General information
- Location: Jiang'an District, Wuhan, Hubei China
- Coordinates: 30°38′43″N 114°19′51″E﻿ / ﻿30.645324°N 114.330704°E
- Operated by: Wuhan Metro Co., Ltd
- Line: Line 1
- Platforms: 2 (2 side platforms)

Other information
- Station code: 106

History
- Opened: July 29, 2010; 15 years ago

Services
| Preceding station | Wuhan Metro |  |  | Following station |
| Xuzhou­xincun towards Jinghe |  | Line 1 |  | Xinrong towards Hankou North |

Location

= Danshuichi station =

Wuhan Metro station

Danshuichi (丹水池) is a station on Line 1 of Wuhan Metro, opened upon completion of Line 1, Phase 2 on July 29, 2010. It is an elevated station at the intersection of Jiefang Avenue and Handi Road. The name "Danshuichi" is derived from the dialectical pronunciation of "Duanshuichi" (端水吃, literally "Grab water to drink"). There are two side platforms and two tracks at Danshuichi.

==Station layout==
| 3F | Side platform, doors open on the right |
| Westbound | ← towards Jinghe (Xuzhouxincun) |
| Eastbound | towards Hankou North (Xinrong) → |
Side platform, doors open on the right
| 2F | Concourse | Faregates, Station Agent |
| G | Entrances and Exits | Exits A-D |

==Facilities==

Danshuichi Station is a three-story elevated station built entirely along Jiefang Avenue.
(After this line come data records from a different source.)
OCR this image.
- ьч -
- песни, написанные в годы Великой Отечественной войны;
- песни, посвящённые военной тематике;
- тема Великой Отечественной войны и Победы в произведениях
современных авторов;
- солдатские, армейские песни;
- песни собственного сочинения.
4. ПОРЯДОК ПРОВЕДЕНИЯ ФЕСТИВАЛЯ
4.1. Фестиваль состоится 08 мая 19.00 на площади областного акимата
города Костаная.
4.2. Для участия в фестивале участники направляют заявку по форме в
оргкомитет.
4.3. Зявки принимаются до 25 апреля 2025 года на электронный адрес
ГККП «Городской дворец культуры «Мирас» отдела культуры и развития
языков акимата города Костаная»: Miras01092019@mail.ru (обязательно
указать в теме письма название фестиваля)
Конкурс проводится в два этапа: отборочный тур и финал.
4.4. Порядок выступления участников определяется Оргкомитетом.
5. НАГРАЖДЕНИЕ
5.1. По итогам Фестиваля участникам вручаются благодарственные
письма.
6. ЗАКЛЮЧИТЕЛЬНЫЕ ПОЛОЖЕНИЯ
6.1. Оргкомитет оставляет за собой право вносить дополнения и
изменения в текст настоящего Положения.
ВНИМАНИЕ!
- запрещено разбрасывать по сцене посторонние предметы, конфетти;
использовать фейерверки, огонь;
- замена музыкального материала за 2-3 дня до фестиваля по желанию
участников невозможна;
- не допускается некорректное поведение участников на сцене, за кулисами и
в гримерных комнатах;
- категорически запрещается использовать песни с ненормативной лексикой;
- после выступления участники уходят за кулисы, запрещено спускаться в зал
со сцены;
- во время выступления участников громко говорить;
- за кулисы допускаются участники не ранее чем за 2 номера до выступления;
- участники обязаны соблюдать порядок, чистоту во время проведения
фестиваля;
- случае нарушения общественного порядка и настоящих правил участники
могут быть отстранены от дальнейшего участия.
The station is equipped with attended customer service concierges, automatic ticket vending machines, accessible lifts, and restrooms in the fared zone.

==Exits==

There are currently four exits in service.

- Exit A: Jiefang Avenue
- Exit B: Jiefang Avenue. Accessible to Danshuichi Elementary School.
- Exit C: Jiefang Avenue. Accessible to Baibuting Community.
- Exit D: Jiefang Avenue

==Transfers==

Bus transfers to Route 3, 4, 211, 212, 232, 234, 301, 509, 577, 615, 717, 727, 809 are available at Danshuichi Station.